According to a report by the International Monetary Fund (IMF), Spain needed at least $50 billion to rescue and recapitalize its banks. But the Finance Ministers decided to up the ante significantly, to $125 billion, just to be safe. Said Olli Rehn, the ’s top economist, “This is a very clear signal to the markets, to the public, that the is ready to take determined action.” He added, “We deliberately wanted to ensure there is some additional safety margin…. This is preemptive action.”

What Rajoy failed to mention is that there are most certainly strings attached, and when the deal is finally written and signed off on by the ’s 17 members sometime later this month, those strings will in fact be cords and chains that will limit Spain’s sovereignty in favor of the union.

First of all, this “line of credit” is nothing like a second mortgage or home-equity loan, taking a secondary position behind primary lenders or lien holders. When doing business with the European Stability Mechanism (ESM), Rajoy will be dismayed to learn that that line of credit will take primary position in the event of default, forcing those bondholders who thought they were first in line into a secondary, and much more risky, position. That will be reflected immediately as the value of those holdings will decline along with the realization that Spain has done little if anything to improve its financial situation.

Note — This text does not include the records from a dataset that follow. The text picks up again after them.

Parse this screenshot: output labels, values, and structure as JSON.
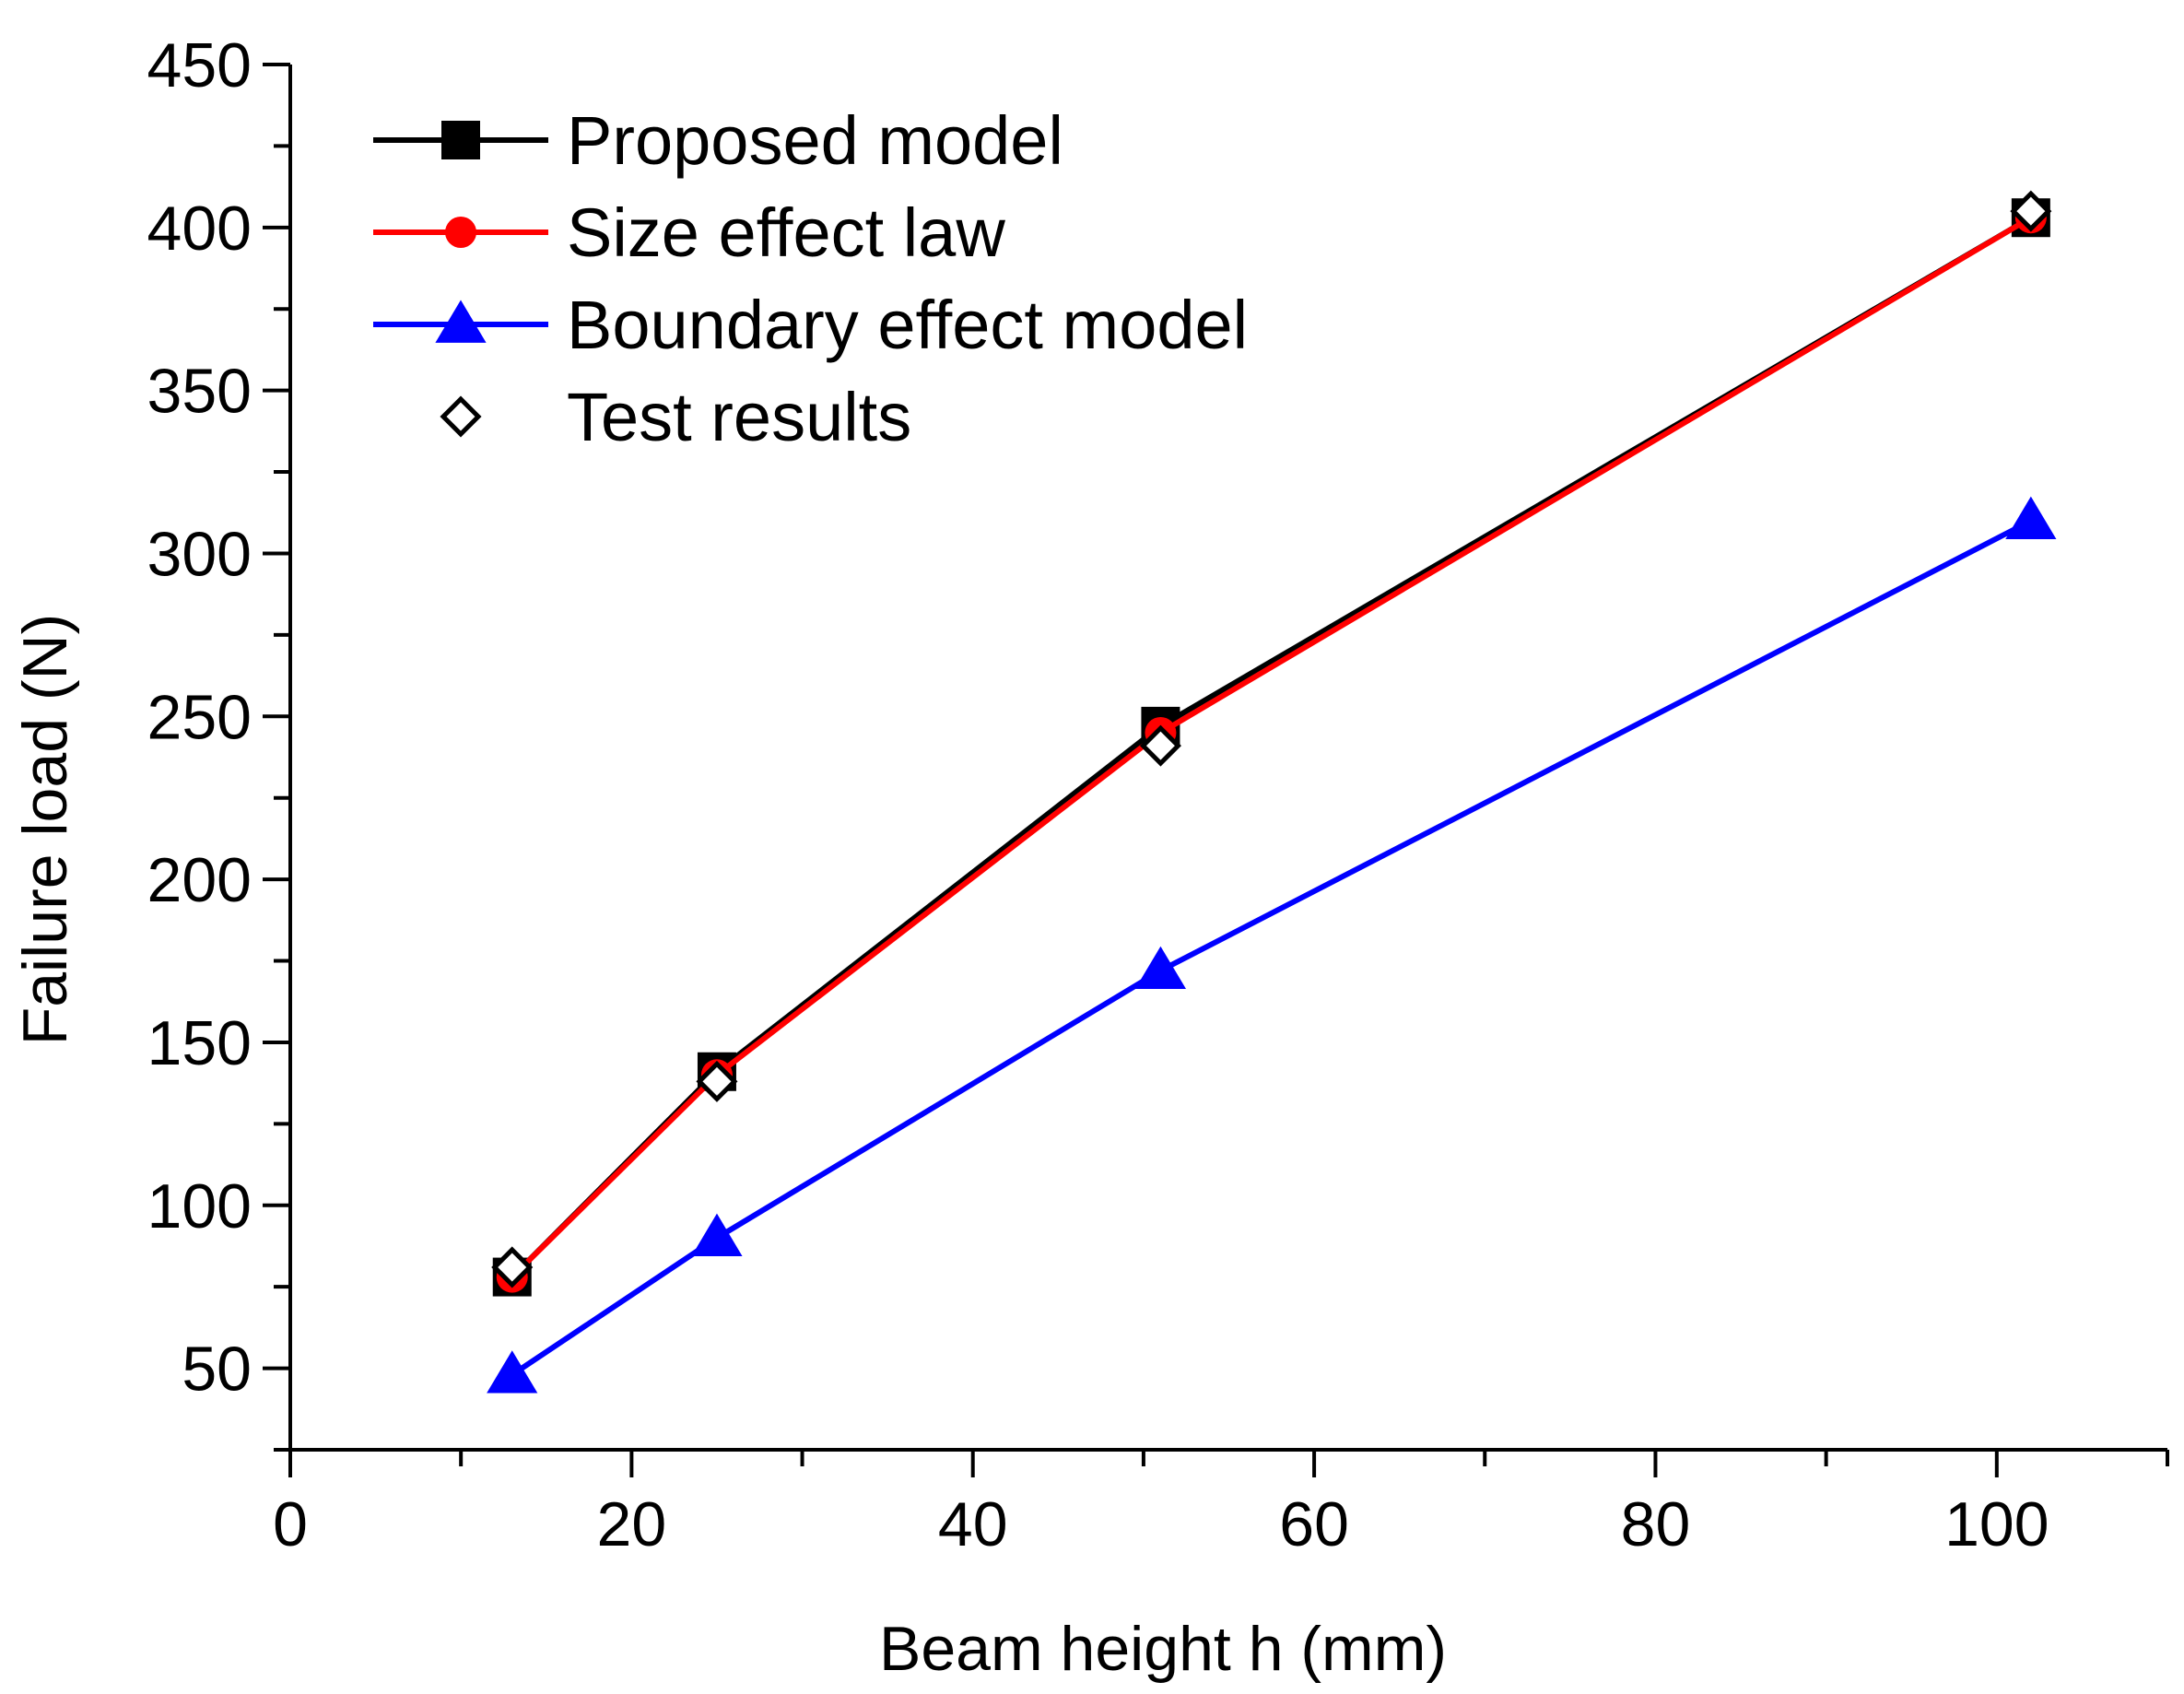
{
  "chart_data": {
    "type": "line",
    "xlabel": "Beam height h (mm)",
    "ylabel": "Failure load (N)",
    "xlim": [
      0,
      110
    ],
    "ylim": [
      25,
      450
    ],
    "xticks": [
      0,
      20,
      40,
      60,
      80,
      100
    ],
    "yticks": [
      50,
      100,
      150,
      200,
      250,
      300,
      350,
      400,
      450
    ],
    "x_minor_step": 10,
    "y_minor_step": 25,
    "grid": false,
    "legend_position": "top-left",
    "series": [
      {
        "name": "Proposed model",
        "color": "#000000",
        "marker": "square",
        "line": true,
        "x": [
          13,
          25,
          51,
          102
        ],
        "y": [
          78,
          141,
          247,
          403
        ]
      },
      {
        "name": "Size effect law",
        "color": "#ff0000",
        "marker": "circle",
        "line": true,
        "x": [
          13,
          25,
          51,
          102
        ],
        "y": [
          78,
          140,
          245,
          403
        ]
      },
      {
        "name": "Boundary effect model",
        "color": "#0000ff",
        "marker": "triangle",
        "line": true,
        "x": [
          13,
          25,
          51,
          102
        ],
        "y": [
          48,
          90,
          172,
          310
        ]
      },
      {
        "name": "Test results",
        "color": "#000000",
        "marker": "diamond-open",
        "line": false,
        "x": [
          13,
          25,
          51,
          102
        ],
        "y": [
          81,
          138,
          241,
          405
        ]
      }
    ]
  }
}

Second, that line of credit will be added to the already staggering $700 billion that Spain’s government already owes its lenders. It simply hastens the day when another bailout, and another, will be needed.

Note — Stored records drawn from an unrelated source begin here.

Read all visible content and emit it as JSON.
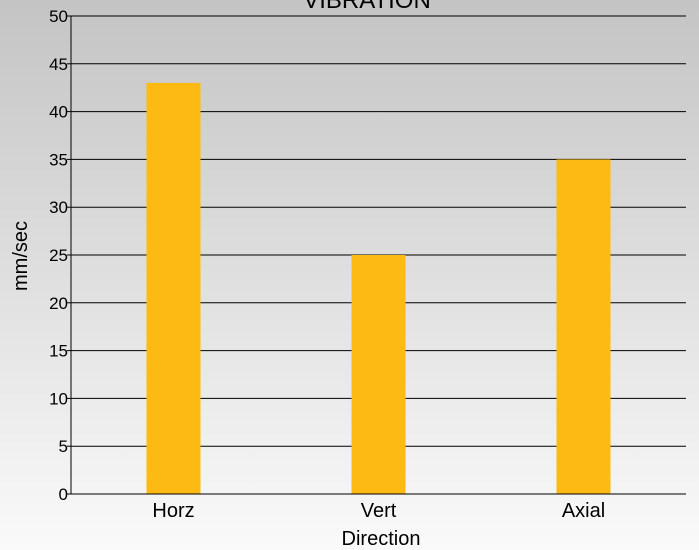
{
  "chart_data": {
    "type": "bar",
    "title": "VIBRATION",
    "xlabel": "Direction",
    "ylabel": "mm/sec",
    "categories": [
      "Horz",
      "Vert",
      "Axial"
    ],
    "values": [
      43,
      25,
      35
    ],
    "ylim": [
      0,
      50
    ],
    "yticks": [
      0,
      5,
      10,
      15,
      20,
      25,
      30,
      35,
      40,
      45,
      50
    ],
    "ytick_labels": [
      "0",
      "5",
      "10",
      "15",
      "20",
      "25",
      "30",
      "35",
      "40",
      "45",
      "50"
    ],
    "grid": true,
    "legend": "none",
    "colors": {
      "bar": "#FDBA12",
      "background_top": "#C4C4C4",
      "background_bottom": "#FAFAFA",
      "grid": "#000000"
    }
  }
}
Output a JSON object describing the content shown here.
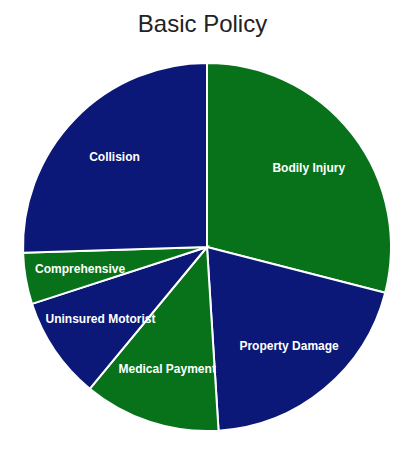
{
  "chart_data": {
    "type": "pie",
    "title": "Basic Policy",
    "categories": [
      "Bodily Injury",
      "Property Damage",
      "Medical Payment",
      "Uninsured Motorist",
      "Comprehensive",
      "Collision"
    ],
    "values": [
      29,
      20,
      12,
      9,
      4.5,
      25.5
    ],
    "colors": [
      "#08721a",
      "#0b1877",
      "#08721a",
      "#0b1877",
      "#08721a",
      "#0b1877"
    ]
  }
}
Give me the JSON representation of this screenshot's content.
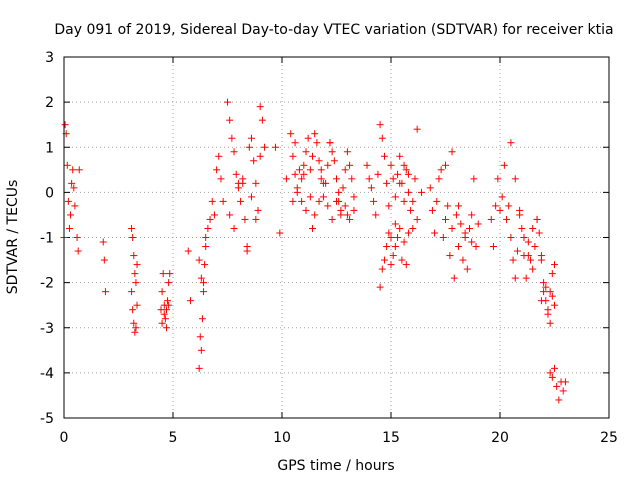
{
  "chart_data": {
    "type": "scatter",
    "title": "Day 091 of 2019, Sidereal Day-to-day VTEC variation (SDTVAR) for receiver ktia",
    "xlabel": "GPS time / hours",
    "ylabel": "SDTVAR / TECUs",
    "xlim": [
      0,
      25
    ],
    "ylim": [
      -5,
      3
    ],
    "xticks": [
      "0",
      "5",
      "10",
      "15",
      "20",
      "25"
    ],
    "yticks": [
      "3",
      "2",
      "1",
      "0",
      "-1",
      "-2",
      "-3",
      "-4",
      "-5"
    ],
    "grid": true,
    "marker": "+",
    "series": [
      {
        "name": "SDTVAR",
        "color": "#ff0000",
        "x": [
          0.0,
          0.05,
          0.1,
          0.15,
          0.2,
          0.25,
          0.3,
          0.35,
          0.4,
          0.45,
          0.5,
          0.6,
          0.65,
          0.7,
          1.8,
          1.85,
          1.9,
          3.1,
          3.15,
          3.2,
          3.25,
          3.3,
          3.35,
          3.1,
          3.15,
          3.2,
          3.25,
          3.3,
          3.35,
          4.45,
          4.5,
          4.55,
          4.6,
          4.65,
          4.7,
          4.75,
          4.8,
          4.85,
          4.5,
          4.6,
          4.7,
          4.8,
          5.7,
          5.8,
          6.2,
          6.25,
          6.3,
          6.35,
          6.4,
          6.45,
          6.5,
          6.2,
          6.3,
          6.4,
          6.5,
          6.6,
          6.7,
          6.8,
          6.9,
          7.0,
          7.1,
          7.2,
          7.3,
          7.5,
          7.6,
          7.7,
          7.8,
          7.9,
          8.0,
          8.1,
          8.2,
          8.3,
          8.4,
          8.5,
          8.6,
          8.7,
          8.8,
          8.9,
          9.0,
          9.1,
          9.2,
          7.6,
          7.8,
          8.0,
          8.2,
          8.4,
          8.6,
          8.8,
          9.0,
          9.7,
          9.9,
          10.2,
          10.4,
          10.5,
          10.6,
          10.7,
          10.8,
          10.9,
          11.0,
          11.1,
          11.2,
          11.3,
          11.4,
          11.5,
          11.6,
          11.7,
          11.8,
          11.9,
          12.0,
          12.1,
          12.2,
          12.3,
          12.4,
          12.5,
          12.6,
          12.7,
          12.8,
          12.9,
          13.0,
          13.1,
          13.2,
          13.3,
          10.5,
          10.7,
          10.9,
          11.1,
          11.3,
          11.5,
          11.7,
          11.9,
          12.1,
          12.3,
          12.5,
          12.7,
          12.9,
          13.1,
          13.3,
          10.6,
          11.0,
          11.4,
          11.8,
          12.2,
          12.6,
          13.0,
          13.9,
          14.0,
          14.1,
          14.2,
          14.3,
          14.4,
          14.5,
          14.6,
          14.7,
          14.8,
          14.9,
          15.0,
          15.1,
          15.2,
          15.3,
          15.4,
          15.5,
          15.6,
          15.7,
          15.8,
          15.9,
          16.0,
          16.1,
          16.2,
          14.5,
          14.6,
          14.7,
          14.8,
          14.9,
          15.0,
          15.1,
          15.2,
          15.3,
          15.4,
          15.5,
          15.6,
          15.7,
          15.8,
          15.0,
          15.2,
          15.4,
          15.6,
          15.8,
          16.0,
          16.2,
          16.4,
          16.8,
          16.9,
          17.0,
          17.1,
          17.2,
          17.3,
          17.4,
          17.5,
          17.6,
          17.7,
          17.8,
          17.9,
          18.0,
          18.1,
          18.2,
          18.3,
          18.4,
          18.5,
          18.6,
          18.7,
          18.8,
          18.9,
          19.0,
          17.5,
          17.8,
          18.1,
          18.4,
          18.7,
          19.6,
          19.7,
          19.8,
          19.9,
          20.0,
          20.1,
          20.2,
          20.3,
          20.4,
          20.5,
          20.6,
          20.7,
          20.8,
          20.9,
          21.0,
          21.1,
          21.2,
          21.3,
          21.4,
          21.5,
          21.6,
          21.7,
          21.8,
          21.9,
          22.0,
          22.1,
          22.2,
          22.3,
          22.4,
          22.5,
          20.5,
          20.7,
          20.9,
          21.1,
          21.3,
          21.5,
          21.7,
          21.9,
          21.9,
          22.0,
          22.1,
          22.2,
          22.3,
          22.4,
          22.5,
          22.3,
          22.4,
          22.5,
          22.6,
          22.7,
          22.8,
          22.9,
          23.0
        ],
        "y": [
          -1.0,
          1.5,
          1.3,
          0.6,
          -0.2,
          -0.8,
          -0.5,
          0.2,
          0.5,
          0.1,
          -0.3,
          -1.0,
          -1.3,
          0.5,
          -1.1,
          -1.5,
          -2.2,
          -0.8,
          -1.0,
          -1.4,
          -1.8,
          -2.0,
          -1.6,
          -2.2,
          -2.6,
          -2.9,
          -3.1,
          -3.0,
          -2.5,
          -2.6,
          -2.2,
          -1.8,
          -2.5,
          -2.8,
          -3.0,
          -2.4,
          -2.0,
          -1.8,
          -2.9,
          -2.7,
          -2.6,
          -2.5,
          -1.3,
          -2.4,
          -3.9,
          -3.2,
          -3.5,
          -2.8,
          -2.2,
          -1.6,
          -1.2,
          -1.5,
          -1.9,
          -2.0,
          -1.0,
          -0.8,
          -0.6,
          -0.2,
          -0.5,
          0.5,
          0.8,
          0.3,
          -0.2,
          2.0,
          1.6,
          1.2,
          0.9,
          0.4,
          0.1,
          -0.2,
          0.2,
          -0.6,
          -1.2,
          1.0,
          1.2,
          0.7,
          0.2,
          -0.4,
          0.8,
          1.6,
          1.0,
          -0.5,
          -0.8,
          0.2,
          0.3,
          -1.3,
          -0.1,
          -0.6,
          1.9,
          1.0,
          -0.9,
          0.3,
          1.3,
          0.8,
          0.4,
          0.1,
          0.5,
          -0.2,
          0.6,
          0.9,
          1.2,
          0.5,
          0.8,
          1.3,
          1.1,
          0.7,
          0.3,
          -0.1,
          0.2,
          0.6,
          1.1,
          0.9,
          0.7,
          0.3,
          0.0,
          -0.4,
          0.1,
          0.5,
          0.9,
          0.6,
          0.3,
          -0.1,
          -0.2,
          0.0,
          0.3,
          -0.4,
          -0.1,
          -0.5,
          -0.2,
          0.2,
          -0.3,
          -0.6,
          -0.2,
          -0.5,
          -0.3,
          -0.6,
          -0.4,
          1.1,
          0.4,
          -0.8,
          0.5,
          1.1,
          -0.2,
          -0.5,
          0.6,
          0.3,
          0.1,
          -0.2,
          -0.5,
          0.4,
          1.5,
          1.2,
          0.8,
          0.2,
          -0.3,
          0.6,
          0.3,
          -0.1,
          0.4,
          0.8,
          0.2,
          -0.2,
          0.5,
          0.0,
          -0.4,
          -0.8,
          0.3,
          -0.6,
          -2.1,
          -1.7,
          -1.5,
          -1.2,
          -0.9,
          -1.6,
          -1.4,
          -1.2,
          -1.0,
          -0.8,
          -1.5,
          -1.1,
          -1.6,
          -0.9,
          -1.0,
          -0.7,
          0.2,
          0.6,
          0.4,
          -0.2,
          1.4,
          0.0,
          0.1,
          -0.4,
          -0.9,
          -0.2,
          0.3,
          0.5,
          -1.0,
          -0.6,
          -0.3,
          -1.4,
          -0.8,
          -1.9,
          -0.5,
          -1.2,
          -0.7,
          -1.5,
          -0.9,
          -1.7,
          -0.8,
          -1.1,
          0.3,
          -1.2,
          -0.7,
          0.6,
          0.9,
          -0.3,
          -1.0,
          -0.5,
          -0.6,
          -1.2,
          -0.3,
          0.3,
          -0.4,
          -0.1,
          0.6,
          -0.6,
          -0.3,
          -1.0,
          -1.5,
          -1.9,
          -1.3,
          -0.4,
          -0.8,
          -1.4,
          -1.9,
          -1.1,
          -1.5,
          -1.7,
          -1.2,
          -0.6,
          -0.9,
          -1.5,
          -2.0,
          -2.4,
          -2.7,
          -2.2,
          -1.8,
          -1.6,
          1.1,
          0.3,
          -0.5,
          -1.0,
          -1.4,
          -0.8,
          -0.6,
          -1.4,
          -2.4,
          -2.2,
          -2.1,
          -2.6,
          -2.9,
          -2.3,
          -2.5,
          -4.0,
          -4.1,
          -3.9,
          -4.3,
          -4.6,
          -4.2,
          -4.4,
          -4.2
        ]
      }
    ]
  }
}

Thirdly, the actual amount coming from the ESM will not be determined by Rajoy or his government. Officials from the ESM will invade Spain and scour the government’s books and records and then apply what they think will be the appropriate and proper amount to keep Spain afloat for a while. As noted by the Financial Times, “The commission is expected to impose tough new measures on Spain’s financial sector overhaul, which some officials believe has gone too slowly and [has] contributed to market uncertainty.”

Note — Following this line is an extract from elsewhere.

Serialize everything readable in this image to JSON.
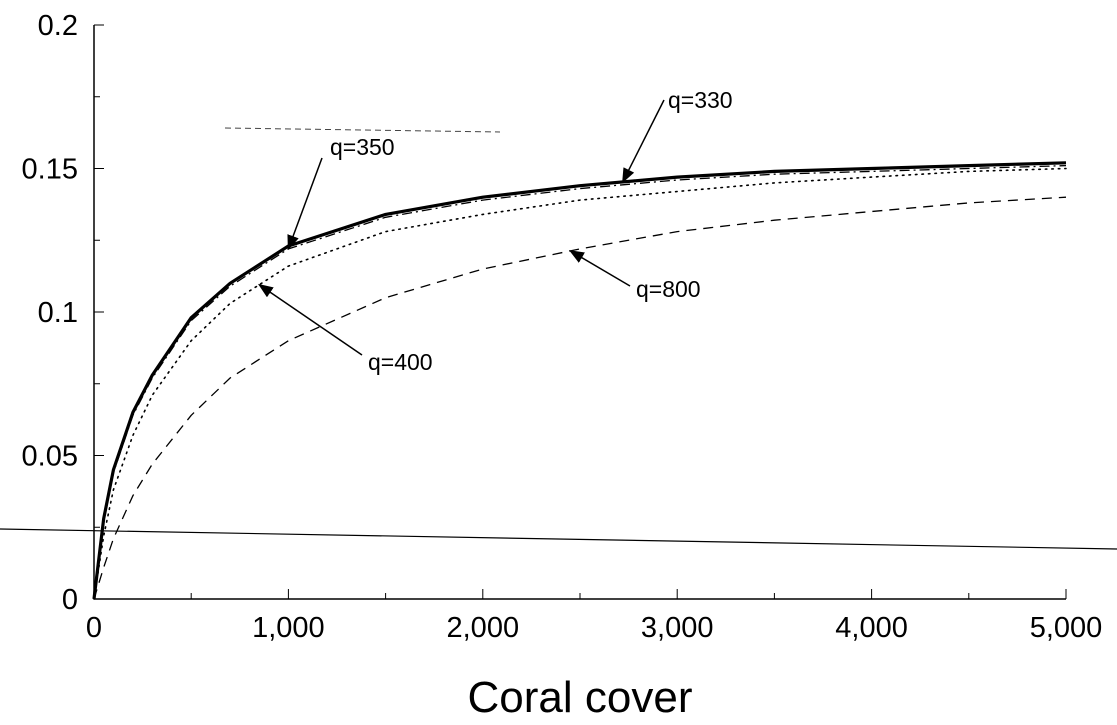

Put all together, that “line of credit” with no strings attached is indeed coming at a cost: national sovereignty in financial matters to an unelected body using money as a lever to gain control.

One of those seeing clearly is Gary Jenkins of Swordfish Research Ltd. in Amersham, England. In a note to his clients, Jenkins said: “While Spanish politicians tried to claim that this was not a bailout, it is of course a de-facto bailout of Spain.”

There is little confidence that sending good money after bad will have any positive in Spain. Economists at Exane BNP Paribas said in comments to its customers that there is now even less of a chance that Spain will be able to pay back any of its enormous, and soon to be substantially larger, national debt:

In the absence of decent nominal growth and given the still high fiscal [annual] deficit, it would be optimistic to think that Spain will not require [additional] official assistance to soften is debt burden.

On Monday the markets initially reacted positively to news of Spain’s new noninvasive “line of credit,” but it didn’t take long for bondholders to see through Rajoy’s unjustified optimism: Sensing the increased likelihood that Spain will never pay them back, bondholders have increased the costs of financing Spain’s existing debt. Interest rates demanded on Spain’s 10-year notes jumped significantly, approaching what many experts consider to be the unsustainable seven-percent level.

Spanish default is coming. This latest “line of credit” merely hastens the day.